Answer: There are a handful of reasons your apple trees are not flowering:
Plant Immaturity -- All plants must be physiologically mature before they are capable of blooming. During the juvenile stage of growth, plants do not bloom. For annuals, such as marigolds and petunias, the juvenile stage may last for only a few weeks. Trees, however, may not be physiologically mature for 10 or more years. Apple and pear trees planted in the backyard garden may not flower and bear fruit for 4 to 6 years. The actual length of time from planting to flowering varies tremendously. Differences exist among varieties or cultivars. Generally, a Jonathan apple tree will bear fruit sooner than a Red Delicious. Dwarf and semi-dwarf fruit trees bear earlier than standard-sized trees. Lilacs may not bloom for 3 to 5 years after planting.

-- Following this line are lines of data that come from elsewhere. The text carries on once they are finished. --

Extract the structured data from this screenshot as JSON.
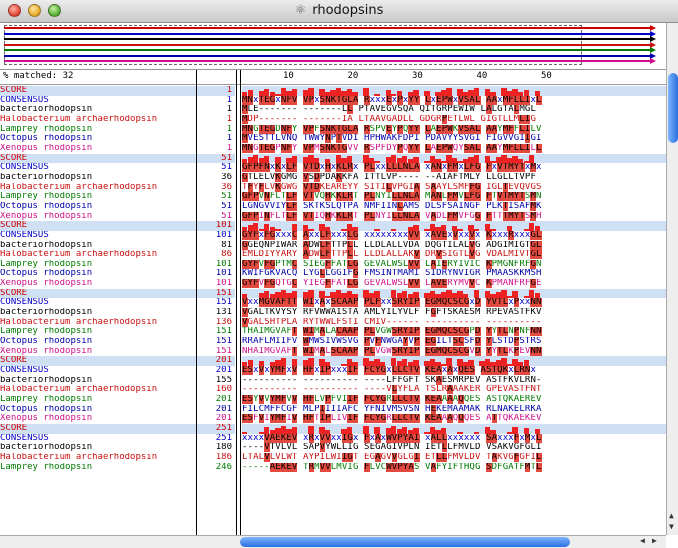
{
  "window": {
    "title": "rhodopsins"
  },
  "header": {
    "matched_label": "% matched: 32",
    "ruler": [
      "10",
      "20",
      "30",
      "40",
      "50"
    ]
  },
  "overview": {
    "colors": [
      "#d00000",
      "#0000cc",
      "#000000",
      "#c81010",
      "#007a00",
      "#0000aa",
      "#d0108a"
    ]
  },
  "blocks": [
    {
      "start": "1",
      "rows": [
        {
          "name": "SCORE",
          "num": "1",
          "seq": ""
        },
        {
          "name": "CONSENSUS",
          "num": "1",
          "seq": "MNxTEGxNFV VPxSNKTGLA RxxxExPxYY LxEPWxVSAL AAxMFLLIxL"
        },
        {
          "name": "bacteriorhodopsin",
          "num": "1",
          "seq": "MLE------- -------LL PTAVEGVSQA QITGRPEWIW LALGTALMGL"
        },
        {
          "name": "Halobacterium archaerhodopsin",
          "num": "1",
          "seq": "MDP------- -------IA LTAAVGADLL GDGRPETLWL GIGTLLMLIG"
        },
        {
          "name": "Lamprey rhodopsin",
          "num": "1",
          "seq": "MNGTEGDNFY VPFSNKTGLA RSPVEYPQYY LAEPWKVSAL AAYMFFLILV"
        },
        {
          "name": "Octopus rhodopsin",
          "num": "1",
          "seq": "MVESTTLVNQ TWWYNPTVDI HPHWAKFDPI PDAVYYSVGI FIGVVGIIGI"
        },
        {
          "name": "Xenopus rhodopsin",
          "num": "1",
          "seq": "MNGTEGPNFY VPMSNKTGVV RSPFDYPQYY LAEPWQYSAL AAYMFLLILL"
        }
      ]
    },
    {
      "start": "51",
      "rows": [
        {
          "name": "SCORE",
          "num": "51",
          "seq": ""
        },
        {
          "name": "CONSENSUS",
          "num": "51",
          "seq": "GFPFNxKxLF VTDxHxKLRx PLxxLLLNLA xANxFMxLFG FxVTMYTxMx"
        },
        {
          "name": "bacteriorhodopsin",
          "num": "36",
          "seq": "GTLELVKGMG VSDPDAKKFA ITTLVP---- --AIAFTMLY LLGLLTVPF"
        },
        {
          "name": "Halobacterium archaerhodopsin",
          "num": "36",
          "seq": "TFYFLVKGWG VTDKEAREYY SITILVPGIA SAAYLSMFFG IGLTEVQVGS"
        },
        {
          "name": "Lamprey rhodopsin",
          "num": "51",
          "seq": "GFPVNFLTLF VTVQHKKLRT PLNYILLNLA MANLFMVLFG FTVTMYTSMN"
        },
        {
          "name": "Octopus rhodopsin",
          "num": "51",
          "seq": "LGNGVVIYLF SKTKSLQTPA NMFIINLAMS DLSFSAINGF PLKTISAFMK"
        },
        {
          "name": "Xenopus rhodopsin",
          "num": "51",
          "seq": "GFPINFLTLF VTIQHKKLRT PLNYILLNLA VADLFMVFGG FTTTMYTSMH"
        }
      ]
    },
    {
      "start": "101",
      "rows": [
        {
          "name": "SCORE",
          "num": "101",
          "seq": ""
        },
        {
          "name": "CONSENSUS",
          "num": "101",
          "seq": "GYFxFGxxxC AxxLFxxxLG xxxxxxxxVV xAVExVxxVx KxxxRxxxGL"
        },
        {
          "name": "bacteriorhodopsin",
          "num": "81",
          "seq": "GGEQNPIWAR ADWLFTTPLL LLDLALLVDA DQGTILALVG ADGIMIGTGL"
        },
        {
          "name": "Halobacterium archaerhodopsin",
          "num": "86",
          "seq": "EMLDIYYARY ADWLFTTPLL LLDLALLAKV DRVSIGTLVG VDALMIVTGL"
        },
        {
          "name": "Lamprey rhodopsin",
          "num": "101",
          "seq": "GYFVFGPTMC SIEGFFATLG GEVALWSLVV LAIERYIVIC KPMGNFRFGN"
        },
        {
          "name": "Octopus rhodopsin",
          "num": "101",
          "seq": "KWIFGKVACQ LYGLLGGIFG FMSINTMAMI SIDRYNVIGR PMAASKKMSH"
        },
        {
          "name": "Xenopus rhodopsin",
          "num": "101",
          "seq": "GYFVFGQTGC YIEGFFATLG GEVALWSLVV LAVERYMVVC KPMANFRFGE"
        }
      ]
    },
    {
      "start": "151",
      "rows": [
        {
          "name": "SCORE",
          "num": "151",
          "seq": ""
        },
        {
          "name": "CONSENSUS",
          "num": "151",
          "seq": "VxxMGVAFTT WIxAxSCAAP PLFxxSRYIP EGMQCSCGxD YVTLxPxxNN"
        },
        {
          "name": "bacteriorhodopsin",
          "num": "131",
          "seq": "VGALTKVYSY RFVWWAISTA AMLYILYVLF FGFTSKAESM RPEVASTFKV"
        },
        {
          "name": "Halobacterium archaerhodopsin",
          "num": "136",
          "seq": "VGALSHTPLA RYTWWLFSTI CMIV------ ---------- ----------"
        },
        {
          "name": "Lamprey rhodopsin",
          "num": "151",
          "seq": "THAIMGVAFT WIMALACAAP PLVGWSRYIP EGMQCSCGPD YYTLNPNFNN"
        },
        {
          "name": "Octopus rhodopsin",
          "num": "151",
          "seq": "RRAFLMIIFV WMWSIVWSVG PVFNWGAYVP EGILTSCSFD YLSTDPSTRS"
        },
        {
          "name": "Xenopus rhodopsin",
          "num": "151",
          "seq": "NHAIMGVAFT WIMALSCAAP PLVGWSRYIP EGMQCSCGVD YYTLKPEVNN"
        }
      ]
    },
    {
      "start": "201",
      "rows": [
        {
          "name": "SCORE",
          "num": "201",
          "seq": ""
        },
        {
          "name": "CONSENSUS",
          "num": "201",
          "seq": "ESxVxYMFxV HFxIPxxxIF FCYGxLLCTV KEAxAxQES ASTQKxLRNx"
        },
        {
          "name": "bacteriorhodopsin",
          "num": "155",
          "seq": "---------- ---------- ----LFFGFT SKAESMRPEV ASTFKVLRN-"
        },
        {
          "name": "Halobacterium archaerhodopsin",
          "num": "160",
          "seq": "---------- ---------- ----VLYFLA TSLRAAAKER GPEVASTFNT"
        },
        {
          "name": "Lamprey rhodopsin",
          "num": "201",
          "seq": "ESYVVYMFVV HFLVPFVIIF FCYGRLLCTV KEAAAAQQES ASTQKAEREV"
        },
        {
          "name": "Octopus rhodopsin",
          "num": "201",
          "seq": "FILCMFFCGF MLPIIIIAFC YFNIVMSVSN HEKEMAAMAK RLNAKELRKA"
        },
        {
          "name": "Xenopus rhodopsin",
          "num": "201",
          "seq": "ESFVIYMFIV HFTIPLIVIF FCYGRLLCTV KEAAAQQQES ATTQKAEKEV"
        }
      ]
    },
    {
      "start": "251",
      "rows": [
        {
          "name": "SCORE",
          "num": "251",
          "seq": ""
        },
        {
          "name": "CONSENSUS",
          "num": "251",
          "seq": "xxxxVAEKEV xRxVVxxIGx FxAxWVPYAI xALLxxxxxx SAxxxFxMxL"
        },
        {
          "name": "bacteriorhodopsin",
          "num": "180",
          "seq": "----VTVLVL SAPVYWLLIG SEGAGIVPLN IETLLFMVLD VSAKVGFGLI"
        },
        {
          "name": "Halobacterium archaerhodopsin",
          "num": "186",
          "seq": "LTALVLVLWT AYPILWIIGT EGAGVVGLGI ETLLFMVLDV TAKVGFGFIL"
        },
        {
          "name": "Lamprey rhodopsin",
          "num": "246",
          "seq": "-----AEKEV TRMVVLMVIG FLVCWVPYAS VAFYIFTHQG SDFGATFMTL"
        }
      ]
    }
  ]
}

Winter Injury -- The flower buds of most plants are generally less hardy than the leaf buds. Low winter temperatures may kill the flower buds without damaging the leaf buds. For example, temperatures below -20?F will kill the flower buds on some apple trees.

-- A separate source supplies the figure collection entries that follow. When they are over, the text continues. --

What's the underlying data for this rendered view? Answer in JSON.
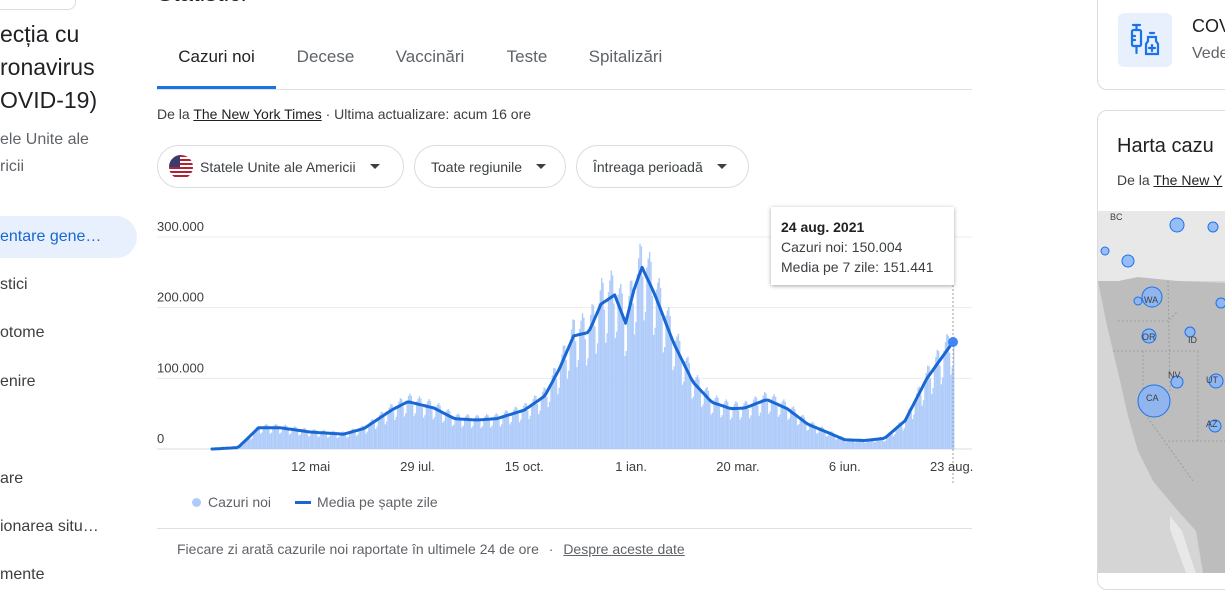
{
  "sidebar": {
    "title": "ecția cu\nronavirus\nOVID-19)",
    "subtitle": "ele Unite ale\nricii",
    "items": [
      {
        "label": "entare gene…"
      },
      {
        "label": "stici"
      },
      {
        "label": "otome"
      },
      {
        "label": "enire"
      },
      {
        "label": "are"
      },
      {
        "label": "ionarea situ…"
      },
      {
        "label": "mente"
      }
    ]
  },
  "main": {
    "title": "Statistici",
    "tabs": [
      {
        "label": "Cazuri noi"
      },
      {
        "label": "Decese"
      },
      {
        "label": "Vaccinări"
      },
      {
        "label": "Teste"
      },
      {
        "label": "Spitalizări"
      }
    ],
    "source_prefix": "De la ",
    "source_name": "The New York Times",
    "source_suffix": " · Ultima actualizare: acum 16 ore",
    "filters": {
      "country": "Statele Unite ale Americii",
      "region": "Toate regiunile",
      "period": "Întreaga perioadă"
    },
    "tooltip": {
      "date": "24 aug. 2021",
      "cases": "Cazuri noi: 150.004",
      "avg": "Media pe 7 zile: 151.441"
    },
    "legend": {
      "cases": "Cazuri noi",
      "avg": "Media pe șapte zile"
    },
    "footnote": "Fiecare zi arată cazurile noi raportate în ultimele 24 de ore",
    "footnote_sep": "·",
    "footnote_link": "Despre aceste date"
  },
  "right": {
    "vaccine_card": {
      "title": "COV",
      "subtitle": "Vede"
    },
    "map_card": {
      "title": "Harta cazu",
      "source_prefix": "De la ",
      "source_name": "The New Y"
    },
    "map_labels": [
      "BC",
      "WA",
      "OR",
      "ID",
      "NV",
      "UT",
      "CA",
      "AZ"
    ]
  },
  "colors": {
    "accent": "#1a73e8",
    "avg_line": "#1967d2",
    "bars": "#aecbfa",
    "nav_active_bg": "#e8f0fe"
  },
  "chart_data": {
    "type": "bar",
    "y_ticks": [
      "300.000",
      "200.000",
      "100.000",
      "0"
    ],
    "x_ticks": [
      "12 mai",
      "29 iul.",
      "15 oct.",
      "1 ian.",
      "20 mar.",
      "6 iun.",
      "23 aug."
    ],
    "ylim": [
      0,
      300000
    ],
    "x_range": [
      "2020-03-01",
      "2021-08-24"
    ],
    "series": [
      {
        "name": "Media pe șapte zile",
        "points": [
          [
            "2020-03-01",
            0
          ],
          [
            "2020-03-20",
            2000
          ],
          [
            "2020-04-04",
            30000
          ],
          [
            "2020-04-20",
            30000
          ],
          [
            "2020-05-12",
            24000
          ],
          [
            "2020-06-05",
            21000
          ],
          [
            "2020-06-20",
            29000
          ],
          [
            "2020-07-10",
            55000
          ],
          [
            "2020-07-22",
            67000
          ],
          [
            "2020-08-10",
            58000
          ],
          [
            "2020-08-25",
            43000
          ],
          [
            "2020-09-10",
            41000
          ],
          [
            "2020-09-25",
            43000
          ],
          [
            "2020-10-15",
            55000
          ],
          [
            "2020-10-30",
            75000
          ],
          [
            "2020-11-10",
            115000
          ],
          [
            "2020-11-20",
            160000
          ],
          [
            "2020-12-01",
            165000
          ],
          [
            "2020-12-10",
            205000
          ],
          [
            "2020-12-20",
            218000
          ],
          [
            "2020-12-28",
            178000
          ],
          [
            "2021-01-03",
            225000
          ],
          [
            "2021-01-09",
            257000
          ],
          [
            "2021-01-18",
            220000
          ],
          [
            "2021-02-01",
            150000
          ],
          [
            "2021-02-15",
            95000
          ],
          [
            "2021-03-01",
            66000
          ],
          [
            "2021-03-15",
            57000
          ],
          [
            "2021-03-25",
            58000
          ],
          [
            "2021-04-10",
            70000
          ],
          [
            "2021-04-25",
            57000
          ],
          [
            "2021-05-10",
            35000
          ],
          [
            "2021-05-25",
            23000
          ],
          [
            "2021-06-06",
            13000
          ],
          [
            "2021-06-20",
            12000
          ],
          [
            "2021-07-05",
            15000
          ],
          [
            "2021-07-20",
            40000
          ],
          [
            "2021-08-05",
            100000
          ],
          [
            "2021-08-24",
            151441
          ]
        ]
      }
    ],
    "highlight": {
      "date": "24 aug. 2021",
      "cases": 150004,
      "avg": 151441
    }
  }
}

Alternate Flowering -- Some trees, such as fruit trees and crabapples, bloom heavily one year and then sparsely the following year. Hand thinning of excess fruit on fruit trees will help to overcome this tendency to flower and bear fruit in alternate years. 'Bob White,' 'Dolgo,' and 'Red Splendor' are three crabapple varieties that tend to flower heavily in alternate years.

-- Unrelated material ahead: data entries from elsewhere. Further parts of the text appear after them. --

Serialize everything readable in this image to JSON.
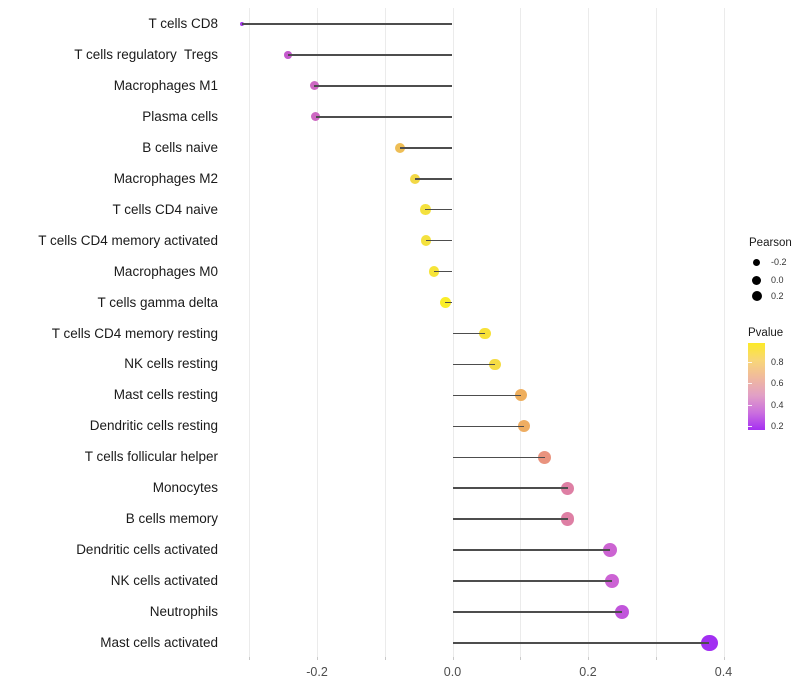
{
  "chart_data": {
    "type": "scatter",
    "variant": "lollipop",
    "orientation": "horizontal",
    "title": "",
    "xlabel": "",
    "ylabel": "",
    "x_ticks": [
      {
        "label": "-0.2",
        "value": -0.2
      },
      {
        "label": "0.0",
        "value": 0.0
      },
      {
        "label": "0.2",
        "value": 0.2
      },
      {
        "label": "0.4",
        "value": 0.4
      }
    ],
    "xlim": [
      -0.335,
      0.41
    ],
    "gridline_values": [
      -0.3,
      -0.2,
      -0.1,
      0.0,
      0.1,
      0.2,
      0.3,
      0.4
    ],
    "grid": "vertical-only",
    "baseline_value": 0.0,
    "stem_color": "#4d4d4d",
    "gridline_color": "#ebebeb",
    "points": [
      {
        "category": "T cells CD8",
        "pearson": -0.31,
        "color": "#a33be8",
        "diameter": 4
      },
      {
        "category": "T cells regulatory  Tregs",
        "pearson": -0.243,
        "color": "#c55acd",
        "diameter": 7.5
      },
      {
        "category": "Macrophages M1",
        "pearson": -0.204,
        "color": "#cd68c2",
        "diameter": 9
      },
      {
        "category": "Plasma cells",
        "pearson": -0.202,
        "color": "#cd68c2",
        "diameter": 9
      },
      {
        "category": "B cells naive",
        "pearson": -0.077,
        "color": "#eebe56",
        "diameter": 10
      },
      {
        "category": "Macrophages M2",
        "pearson": -0.055,
        "color": "#f2d846",
        "diameter": 10.5
      },
      {
        "category": "T cells CD4 naive",
        "pearson": -0.04,
        "color": "#f4e13e",
        "diameter": 10.5
      },
      {
        "category": "T cells CD4 memory activated",
        "pearson": -0.039,
        "color": "#f4e13e",
        "diameter": 10.5
      },
      {
        "category": "Macrophages M0",
        "pearson": -0.027,
        "color": "#f6e438",
        "diameter": 10.5
      },
      {
        "category": "T cells gamma delta",
        "pearson": -0.011,
        "color": "#faed28",
        "diameter": 11
      },
      {
        "category": "T cells CD4 memory resting",
        "pearson": 0.048,
        "color": "#f7e139",
        "diameter": 11.5
      },
      {
        "category": "NK cells resting",
        "pearson": 0.063,
        "color": "#f5dc45",
        "diameter": 11.5
      },
      {
        "category": "Mast cells resting",
        "pearson": 0.101,
        "color": "#eeae5d",
        "diameter": 12
      },
      {
        "category": "Dendritic cells resting",
        "pearson": 0.105,
        "color": "#eead62",
        "diameter": 12
      },
      {
        "category": "T cells follicular helper",
        "pearson": 0.136,
        "color": "#e9937e",
        "diameter": 13
      },
      {
        "category": "Monocytes",
        "pearson": 0.17,
        "color": "#de7fa4",
        "diameter": 13.5
      },
      {
        "category": "B cells memory",
        "pearson": 0.17,
        "color": "#de7fa4",
        "diameter": 13.5
      },
      {
        "category": "Dendritic cells activated",
        "pearson": 0.233,
        "color": "#cc64d2",
        "diameter": 14
      },
      {
        "category": "NK cells activated",
        "pearson": 0.235,
        "color": "#cc63d4",
        "diameter": 14
      },
      {
        "category": "Neutrophils",
        "pearson": 0.25,
        "color": "#c155db",
        "diameter": 14.5
      },
      {
        "category": "Mast cells activated",
        "pearson": 0.379,
        "color": "#a22ff2",
        "diameter": 16.5
      }
    ],
    "legend": {
      "size_legend": {
        "title": "Pearson",
        "dot_color": "#000000",
        "items": [
          {
            "label": "-0.2",
            "diameter": 7
          },
          {
            "label": "0.0",
            "diameter": 9
          },
          {
            "label": "0.2",
            "diameter": 10
          }
        ]
      },
      "color_legend": {
        "title": "Pvalue",
        "tick_labels": [
          "0.8",
          "0.6",
          "0.4",
          "0.2"
        ],
        "gradient_stops": [
          "#fcea27",
          "#f8d678",
          "#f0b99e",
          "#e2a0c5",
          "#cb70de",
          "#a52ff2"
        ]
      }
    }
  }
}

Cultural Practices -- Heavy pruning and excessive nitrogen fertilization promote vegetative growth and inhibit the production of flower buds. Generally, fertilization of trees and shrubs is unnecessary if the plant is growing well and possesses good leaf color.
Insufficient Sunlight -- Many trees and shrubs require at least 6 to 8 hours of direct sunlight in order to bloom properly. Generally, the amount of flowering decreases as the shade increases. Your apple trees need full sunshine to thrive.
Hope this sheds some light on the possibilities.